March
24, 2023
An
American contractor was killed and five U.S. troops and a second U.S.
contractor were wounded when a suspected Iranian-linked drone attacked a
coalition military base in northeast Syria late Thursday, the Pentagon said in
a statement.
The
Pentagon said it launched retaliatory airstrikes on facilities used by groups
affiliated with Iran's Islamic Revolutionary Guard Corps.
"As
President Biden has made clear, we will take all necessary measures to defend
our people and will always respond at a time and place of our choosing. No
group will strike our troops with impunity," U.S. Defense Secretary Lloyd
Austin said in a separate statement. He said the airstrikes were a response to
Thursday's attack as well as a series of recent attacks that have targeted
coalition forces in Syria.
There
was no immediate reaction from Iran's government. Iran’s diplomatic mission to
the United Nations did not immediately respond to a request for comment.
The
Syrian Observatory for Human Rights, a London-based war monitoring group, said
the U.S. airstrikes killed eight pro-Iranian fighters in Syria.
Austin
said in his statement that two of the wounded U.S. service members were treated
at the base. The three additional service members and the American contractor
were evacuated to medical facilities in neighboring Iraq.
There
are about 900 U.S. troops and an unknown number of American military contractors
in Syria, a presence that is maintained to apply pressure to the remnants of
the Islamic State militant group and to try to limit Iran's influence in Syria.

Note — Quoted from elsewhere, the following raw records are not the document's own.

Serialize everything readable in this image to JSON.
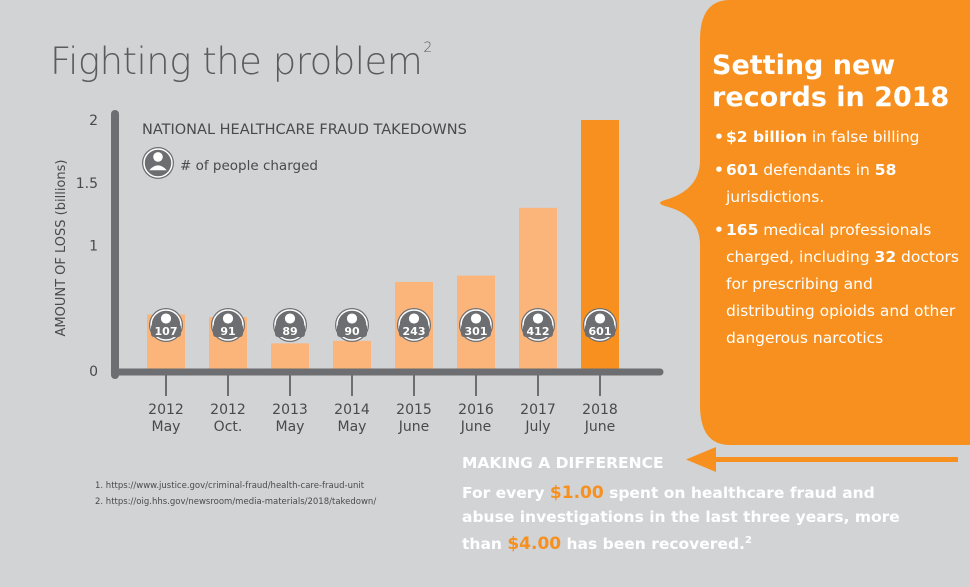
{
  "page": {
    "title": "Fighting the problem",
    "title_sup": "2"
  },
  "chart_data": {
    "type": "bar",
    "title": "NATIONAL HEALTHCARE FRAUD TAKEDOWNS",
    "legend_label": "# of people charged",
    "ylabel": "AMOUNT OF LOSS (billions)",
    "ylim": [
      0,
      2
    ],
    "yticks": [
      "0",
      "1",
      "1.5",
      "2"
    ],
    "categories": [
      {
        "year": "2012",
        "month": "May"
      },
      {
        "year": "2012",
        "month": "Oct."
      },
      {
        "year": "2013",
        "month": "May"
      },
      {
        "year": "2014",
        "month": "May"
      },
      {
        "year": "2015",
        "month": "June"
      },
      {
        "year": "2016",
        "month": "June"
      },
      {
        "year": "2017",
        "month": "July"
      },
      {
        "year": "2018",
        "month": "June"
      }
    ],
    "values": [
      0.45,
      0.43,
      0.22,
      0.24,
      0.71,
      0.76,
      1.3,
      2.0
    ],
    "people_charged": [
      "107",
      "91",
      "89",
      "90",
      "243",
      "301",
      "412",
      "601"
    ],
    "highlight_index": 7,
    "colors": {
      "bar": "#fbb57b",
      "bar_highlight": "#f7901e",
      "axis": "#6d6e71",
      "icon": "#6d6e71"
    }
  },
  "footnotes": [
    "1. https://www.justice.gov/criminal-fraud/health-care-fraud-unit",
    "2. https://oig.hhs.gov/newsroom/media-materials/2018/takedown/"
  ],
  "panel": {
    "heading": "Setting new records in 2018",
    "bullets": [
      {
        "b1": "$2 billion",
        "t1": " in false billing"
      },
      {
        "b1": "601",
        "t1": " defendants in ",
        "b2": "58",
        "t2": " jurisdictions."
      },
      {
        "b1": "165",
        "t1": " medical professionals charged, including ",
        "b2": "32",
        "t2": " doctors for prescribing and distributing opioids and other dangerous narcotics"
      }
    ],
    "color": "#f7901e"
  },
  "making_difference": {
    "heading": "MAKING A DIFFERENCE",
    "t1": "For every ",
    "h1": "$1.00",
    "t2": " spent on healthcare fraud and abuse investigations in the last three years, more than ",
    "h2": "$4.00",
    "t3": " has been recovered.",
    "sup": "2"
  }
}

It is not the first time President Joe Biden has authorized strikes against
pro-Iranian fighters in Syria.
Biden's
first military action as president, in late February 2021, was to order
airstrikes against Iranian-backed militias in Syria in response to attacks on
U.S. and coalition military personnel in Iraq. Iranian proxy groups have been
launching attacks on U.S. troops in Syria and Iraq for several years, but the
pace escalated after an American drone strike in January 2020 killed Maj. Gen.

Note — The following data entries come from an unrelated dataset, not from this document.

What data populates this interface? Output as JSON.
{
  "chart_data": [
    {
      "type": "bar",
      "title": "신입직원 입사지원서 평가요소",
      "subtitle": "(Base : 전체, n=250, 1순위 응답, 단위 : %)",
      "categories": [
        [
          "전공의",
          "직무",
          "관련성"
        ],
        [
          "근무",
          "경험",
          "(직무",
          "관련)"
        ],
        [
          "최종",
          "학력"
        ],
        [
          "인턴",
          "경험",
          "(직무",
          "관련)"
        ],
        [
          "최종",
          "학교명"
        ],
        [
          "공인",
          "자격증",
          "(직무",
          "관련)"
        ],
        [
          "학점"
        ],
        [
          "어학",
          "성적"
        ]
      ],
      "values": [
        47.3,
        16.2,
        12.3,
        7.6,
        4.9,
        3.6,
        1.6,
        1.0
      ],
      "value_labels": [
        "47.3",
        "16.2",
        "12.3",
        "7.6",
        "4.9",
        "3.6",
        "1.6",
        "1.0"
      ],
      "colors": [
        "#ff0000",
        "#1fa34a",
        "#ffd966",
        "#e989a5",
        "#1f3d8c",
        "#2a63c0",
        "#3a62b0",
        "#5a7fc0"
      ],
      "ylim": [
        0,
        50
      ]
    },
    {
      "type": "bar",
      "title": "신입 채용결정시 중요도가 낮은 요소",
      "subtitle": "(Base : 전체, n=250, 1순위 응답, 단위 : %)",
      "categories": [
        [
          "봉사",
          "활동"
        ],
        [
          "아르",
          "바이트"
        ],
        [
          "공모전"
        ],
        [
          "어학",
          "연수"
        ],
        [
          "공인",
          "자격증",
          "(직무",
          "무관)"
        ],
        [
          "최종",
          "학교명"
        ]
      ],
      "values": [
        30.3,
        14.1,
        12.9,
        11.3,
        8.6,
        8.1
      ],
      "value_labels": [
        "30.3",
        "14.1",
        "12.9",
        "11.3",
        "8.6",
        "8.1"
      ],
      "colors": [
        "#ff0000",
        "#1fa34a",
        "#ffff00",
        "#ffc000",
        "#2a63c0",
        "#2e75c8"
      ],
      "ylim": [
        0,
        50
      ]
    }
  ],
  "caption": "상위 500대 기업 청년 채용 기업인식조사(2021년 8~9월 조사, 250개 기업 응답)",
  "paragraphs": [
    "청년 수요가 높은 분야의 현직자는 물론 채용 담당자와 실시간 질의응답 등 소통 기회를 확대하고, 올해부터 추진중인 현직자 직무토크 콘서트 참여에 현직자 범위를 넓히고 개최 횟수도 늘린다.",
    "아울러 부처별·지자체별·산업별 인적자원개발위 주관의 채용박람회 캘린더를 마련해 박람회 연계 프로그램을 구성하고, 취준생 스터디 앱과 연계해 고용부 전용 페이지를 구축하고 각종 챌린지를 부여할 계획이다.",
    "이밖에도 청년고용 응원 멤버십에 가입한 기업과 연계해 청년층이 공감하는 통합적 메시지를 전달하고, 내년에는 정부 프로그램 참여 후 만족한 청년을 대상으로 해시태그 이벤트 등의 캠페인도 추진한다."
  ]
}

Qasem Soleimani, a top Iranian commander, while he was in Baghdad visiting with
senior Iraqi security officials.
The
U.S. Congress is considering repealing bills from 1991 and 2002 that allowed
for the use of force against Iraq's government during the Iraq War, the 20th
anniversary of which was marked Monday. This bill is known as the authorization
of military force, or AUMF. Some lawmakers also want to repeal or update a
separate 2001 AUMF that sprung from President George W. Bush's "global war
on terror" and the invasion of Afghanistan after 9/11. That 2001
authorization has been stretched to allow the U.S. to target militant groups in
Syria, Pakistan, the Philippines and beyond.